The limited warm ischemic time also makes LESS partial nephrectomy difficult. There are many controversies about warm ischemic time during partial nephrectomy. Shikanov et al reported in a multicenter study that ischemic time (mean ischemic time was 29 minutes) does not affect global renal function in the case of two normal functioning kidneys [7]. However, Becker et al reported in a mass analysis that in order to minimize parenchymal ischemic injury, the tumor should be removed within 20 minutes of warm ischemia, regardless of the surgical approach [8]. Large-scale institutions today score mean ischemic time around 30 minutes in the case of laparoscopic partial nephrectomy and it is assumed that warm ischemic time under 30 minutes is required in order to successfully apply LESS to partial nephrectomy in clinical practice [9-11]. In our study, the mean warm ischemic time was 42 minutes. The experienced urologists group scored an average of 38.8 minutes, and E2 achieved 30 minutes by using the early unclamping technique. However, considering that this study was performed with a porcine model, a longer warm ischemic time can be assumed in the case of a human kidney. Compared with the human body, the porcine model we used was smaller and had a smaller resected volume, which results in a shorter distance and smaller defect to repair. Furthermore, it is believed that it is easier to obtain hemostasis in a porcine model than in a human kidney because of the different cell biology, blood supply, and tissue textures. All the above factors will make the procedure of LESS partial nephrectomy more difficult in humans than in the porcine model. Nguyen and Gill reported halving the ischemic time from 31.1 to 13.9 minutes by using the early unclamping technique, although the technique was associated with a risk of bleeding and reclamping [12]. However, we can also infer that the early unclamping technique and dry and wet laboratory disciplinary efforts to handle the instruments more freely can reduce the warm ischemic time. Although Hem-o-lok (Teleflex Medical, Research Triangle park, NC, USA) or surgical clips such as Lapra-Ty (Ethicon, Cincinnati, OH, USA) are generally used in laparoscopic partial nephrectomy, our study used only sliding knots for suturing. Proper use of surgical clips may enable further decreases in ischemic time.

Another important fact that we found in this study was that there was no need for an additional trocar for LESS partial nephrectomy. All four surgeons could finish the LESS partial nephrectomy without any added trocars, even for right partial nephrectomies.
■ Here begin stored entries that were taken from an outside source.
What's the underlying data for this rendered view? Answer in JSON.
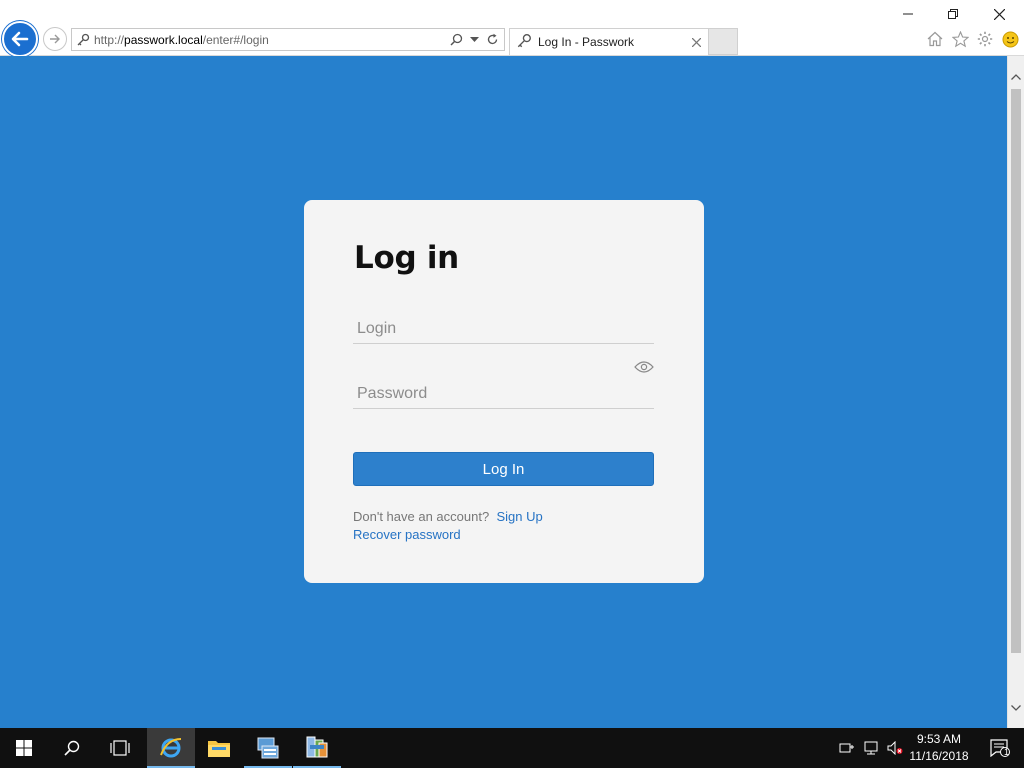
{
  "browser": {
    "url_prefix": "http://",
    "url_host": "passwork.local",
    "url_path": "/enter#/login",
    "tab_title": "Log In - Passwork"
  },
  "page": {
    "heading": "Log in",
    "login_placeholder": "Login",
    "password_placeholder": "Password",
    "login_button": "Log In",
    "no_account_text": "Don't have an account?",
    "signup_link": "Sign Up",
    "recover_link": "Recover password"
  },
  "taskbar": {
    "time": "9:53 AM",
    "date": "11/16/2018",
    "notification_count": "1"
  },
  "colors": {
    "page_background": "#2680cd",
    "accent": "#2d80cc",
    "link": "#2673c4"
  }
}
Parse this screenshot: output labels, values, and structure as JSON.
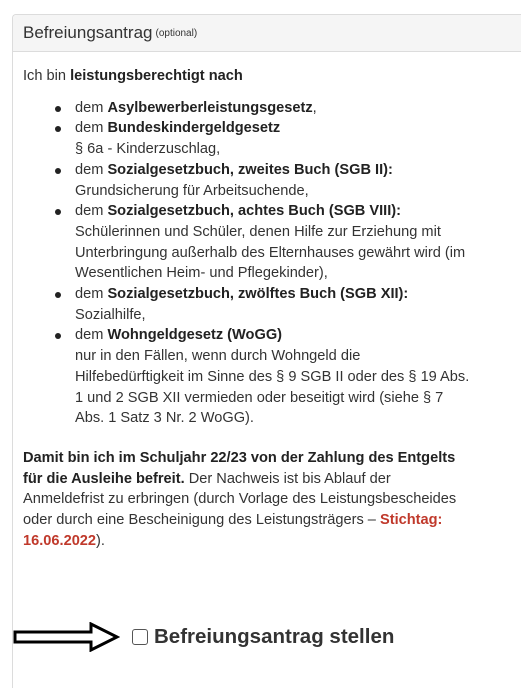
{
  "panel": {
    "title": "Befreiungsantrag",
    "title_small": "(optional)"
  },
  "intro": {
    "prefix": "Ich bin ",
    "bold": "leistungsberechtigt nach"
  },
  "items": [
    {
      "line1_prefix": "dem ",
      "line1_bold": "Asylbewerberleistungsgesetz",
      "line1_suffix": ",",
      "rest": []
    },
    {
      "line1_prefix": "dem ",
      "line1_bold": "Bundeskindergeldgesetz",
      "line1_suffix": "",
      "rest": [
        "§ 6a - Kinderzuschlag,"
      ]
    },
    {
      "line1_prefix": "dem ",
      "line1_bold": "Sozialgesetzbuch, zweites Buch (SGB II):",
      "line1_suffix": "",
      "rest": [
        "Grundsicherung für Arbeitsuchende,"
      ]
    },
    {
      "line1_prefix": "dem ",
      "line1_bold": "Sozialgesetzbuch, achtes Buch (SGB VIII):",
      "line1_suffix": "",
      "rest": [
        "Schülerinnen und Schüler, denen Hilfe zur Erziehung mit",
        "Unterbringung außerhalb des Elternhauses gewährt wird (im",
        "Wesentlichen Heim- und Pflegekinder),"
      ]
    },
    {
      "line1_prefix": "dem ",
      "line1_bold": "Sozialgesetzbuch, zwölftes Buch (SGB XII):",
      "line1_suffix": "",
      "rest": [
        "Sozialhilfe,"
      ]
    },
    {
      "line1_prefix": "dem ",
      "line1_bold": "Wohngeldgesetz (WoGG)",
      "line1_suffix": "",
      "rest": [
        "nur in den Fällen, wenn durch Wohngeld die",
        "Hilfebedürftigkeit im Sinne des § 9 SGB II oder des § 19 Abs.",
        "1 und 2 SGB XII vermieden oder beseitigt wird (siehe § 7",
        "Abs. 1 Satz 3 Nr. 2 WoGG)."
      ]
    }
  ],
  "closing": {
    "bold_line1": "Damit bin ich im Schuljahr 22/23 von der Zahlung des Entgelts",
    "bold_line2": "für die Ausleihe befreit.",
    "text_line2": " Der Nachweis ist bis Ablauf der",
    "line3": "Anmeldefrist zu erbringen (durch Vorlage des Leistungsbescheides",
    "line4_prefix": "oder durch eine Bescheinigung des Leistungsträgers – ",
    "deadline_label": "Stichtag:",
    "deadline_date": "16.06.2022",
    "line5_suffix": ")."
  },
  "cta": {
    "checkbox_checked": false,
    "label": "Befreiungsantrag stellen"
  },
  "colors": {
    "accent_red": "#c0392b",
    "panel_heading_bg": "#f5f5f5",
    "text": "#333333"
  },
  "icons": {
    "arrow": "arrow-right-outline-icon",
    "bullet": "bullet-icon"
  }
}
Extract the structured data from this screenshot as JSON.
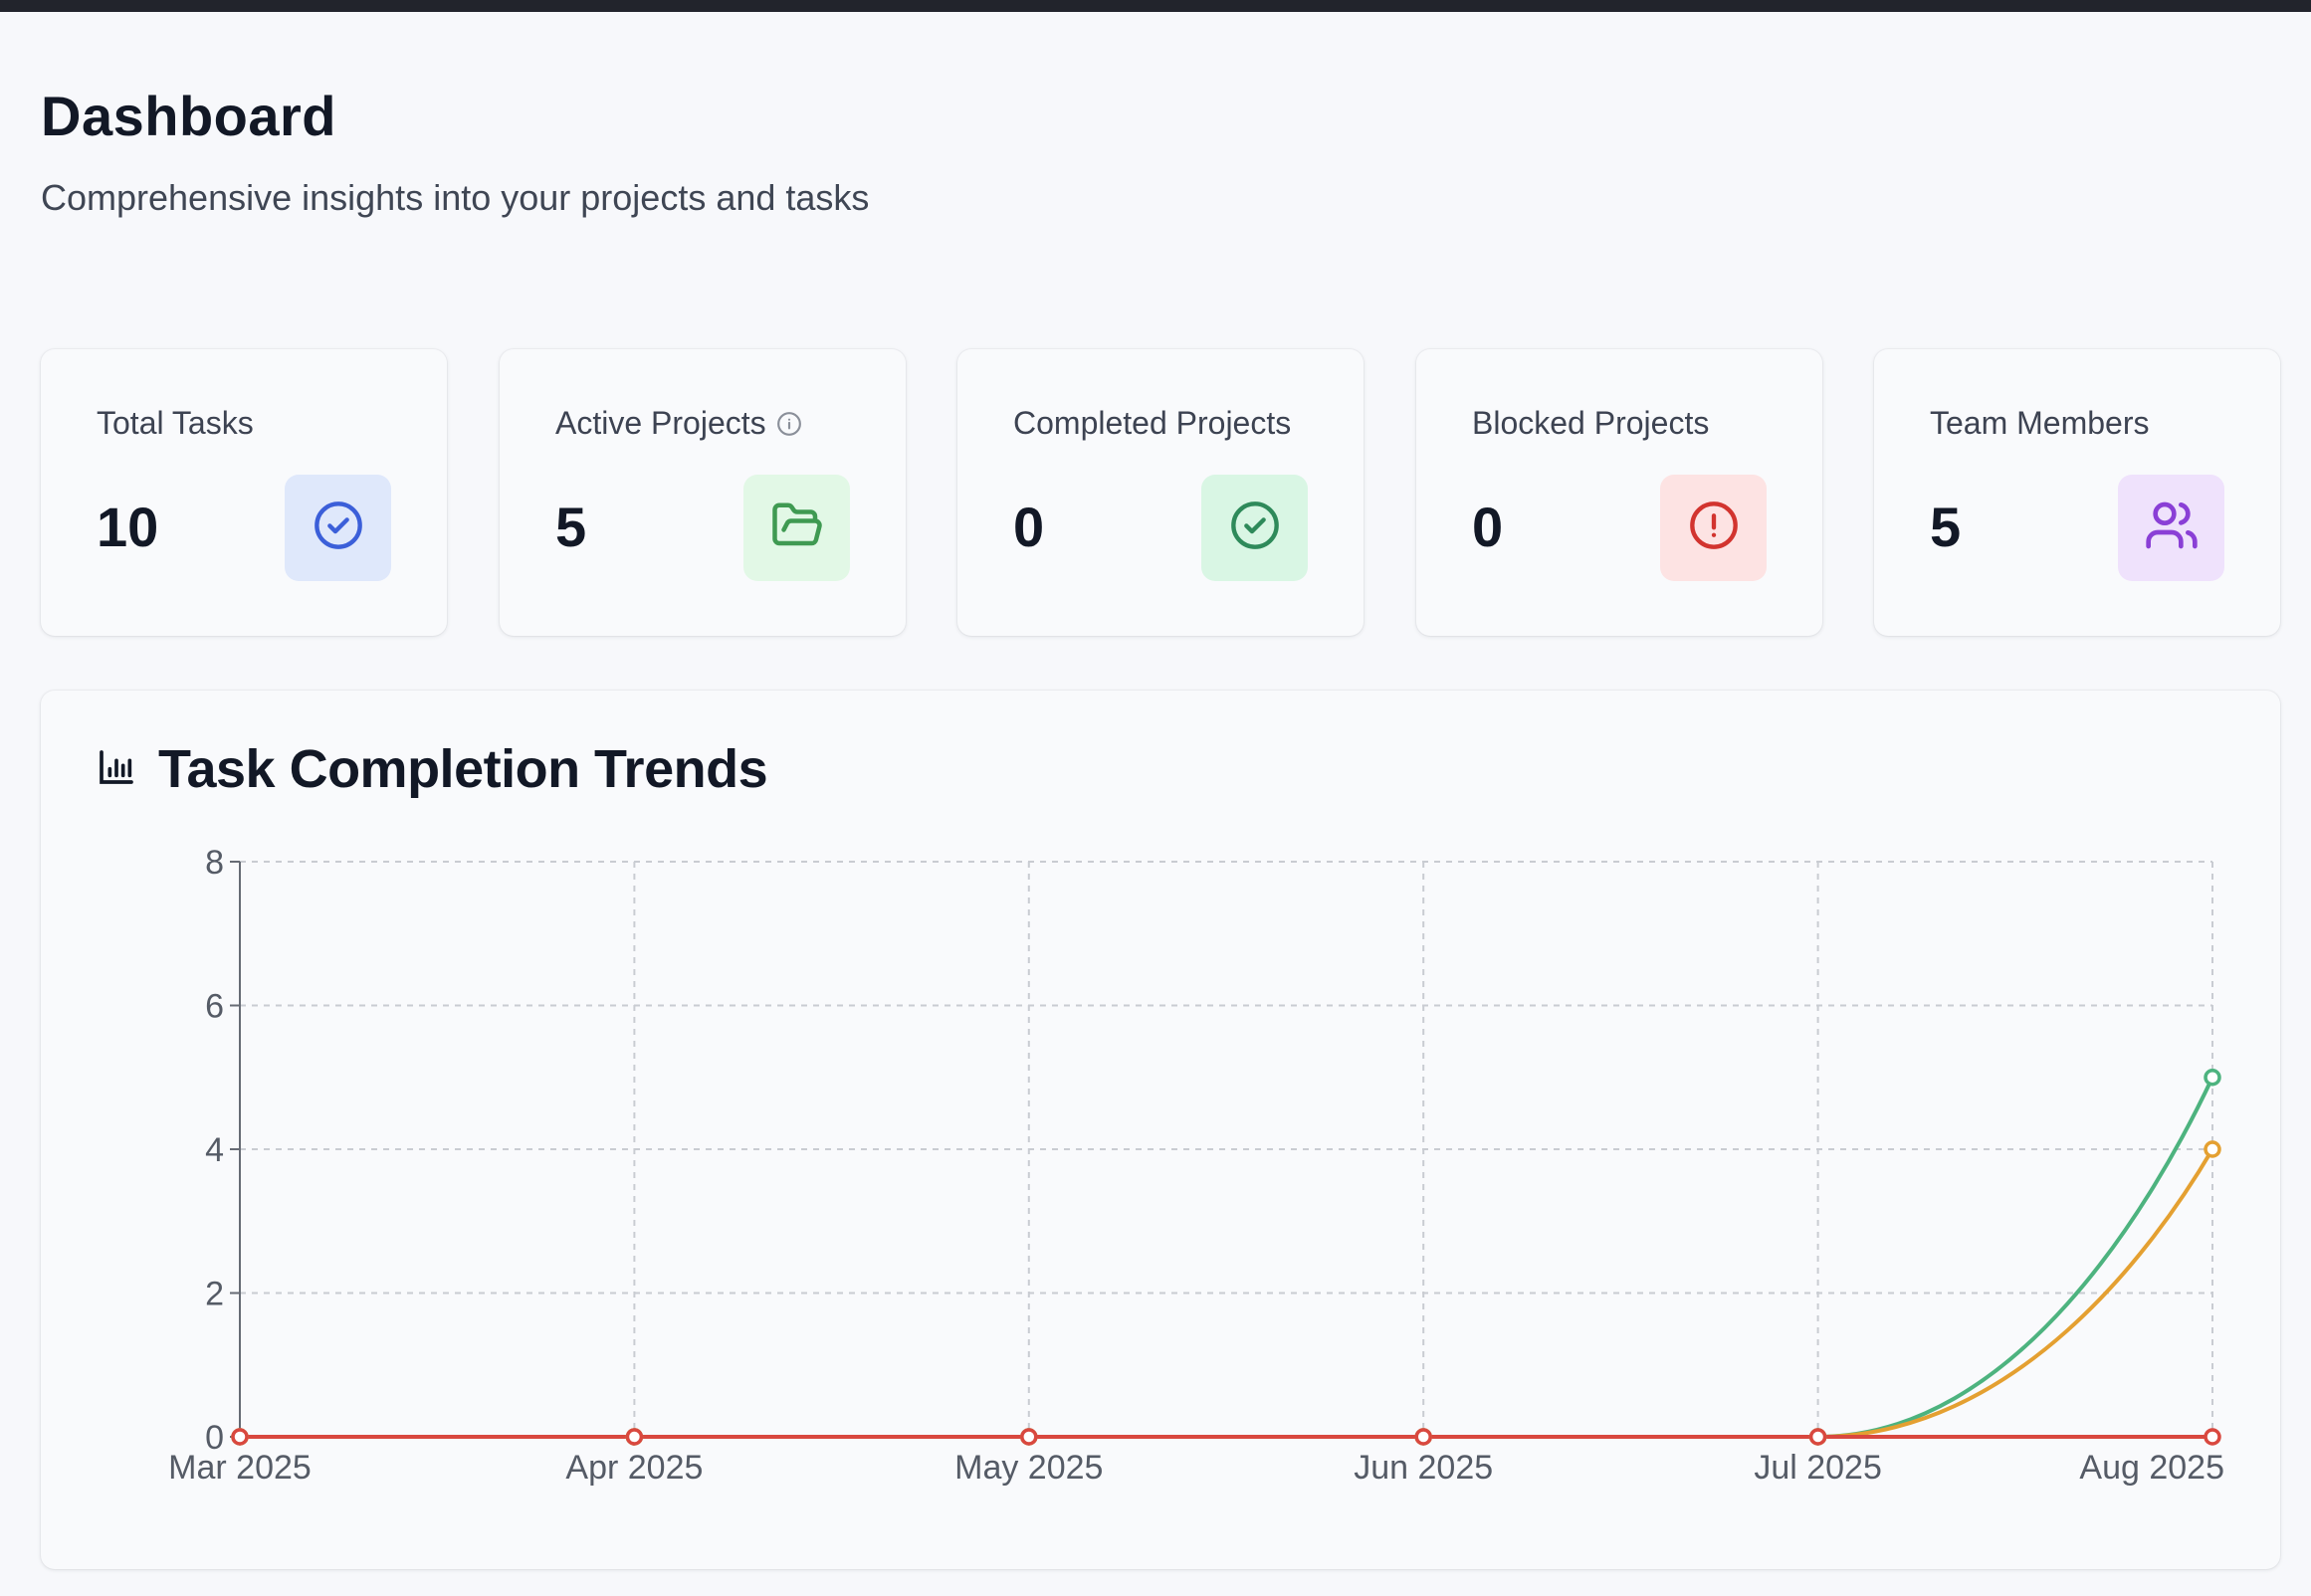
{
  "header": {
    "title": "Dashboard",
    "subtitle": "Comprehensive insights into your projects and tasks"
  },
  "stats": [
    {
      "label": "Total Tasks",
      "value": "10",
      "icon": "check-circle-icon",
      "icon_color": "#3b5fd9",
      "icon_bg": "#dfe8fb"
    },
    {
      "label": "Active Projects",
      "value": "5",
      "icon": "folder-open-icon",
      "icon_color": "#3f9a52",
      "icon_bg": "#e2f8e6",
      "has_info": true
    },
    {
      "label": "Completed Projects",
      "value": "0",
      "icon": "check-circle-icon",
      "icon_color": "#2e8a5a",
      "icon_bg": "#d9f6e4"
    },
    {
      "label": "Blocked Projects",
      "value": "0",
      "icon": "alert-circle-icon",
      "icon_color": "#d2342f",
      "icon_bg": "#fde3e3"
    },
    {
      "label": "Team Members",
      "value": "5",
      "icon": "users-icon",
      "icon_color": "#8a3fd6",
      "icon_bg": "#efe2fc"
    }
  ],
  "chart": {
    "title": "Task Completion Trends",
    "icon": "bar-chart-icon"
  },
  "chart_data": {
    "type": "line",
    "x": [
      "Mar 2025",
      "Apr 2025",
      "May 2025",
      "Jun 2025",
      "Jul 2025",
      "Aug 2025"
    ],
    "ylim": [
      0,
      8
    ],
    "yticks": [
      0,
      2,
      4,
      6,
      8
    ],
    "grid": true,
    "series": [
      {
        "color": "#4db37f",
        "values": [
          0,
          0,
          0,
          0,
          0,
          5
        ]
      },
      {
        "color": "#e4a031",
        "values": [
          0,
          0,
          0,
          0,
          0,
          4
        ]
      },
      {
        "color": "#d9483f",
        "values": [
          0,
          0,
          0,
          0,
          0,
          0
        ]
      }
    ]
  }
}
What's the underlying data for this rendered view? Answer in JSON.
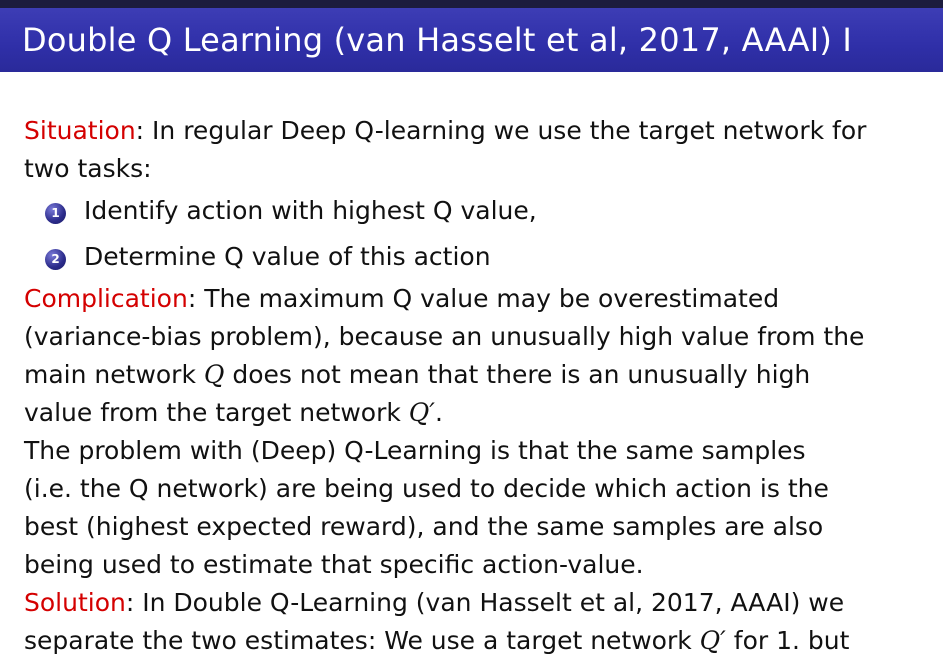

Boylu et al reported 10 consecutive LESS partial nephrectomies in porcine models performed by a single surgeon [5]. That study showed an overcoming of the learning curve with decreasing warm ischemic time. In our study, because of the limited number of cases and the many surgeons, the learning curve could not be assessed. But we can postulate that consecutive dry and wet laboratory discipline and experience would improve surgical technique, shorten the warm ischemic time, and result in the surgeon overcoming the learning curve.

LESS partial nephrectomy was successfully performed in a porcine model without significant complications. However, our study suggests that LESS for partial nephrectomy results in longer ischemic times than for conventional laparoscopic surgeries. Therefore, many dry and wet laboratory disciplinary efforts are needed to decrease the warm ischemic time and improve this surgical technique.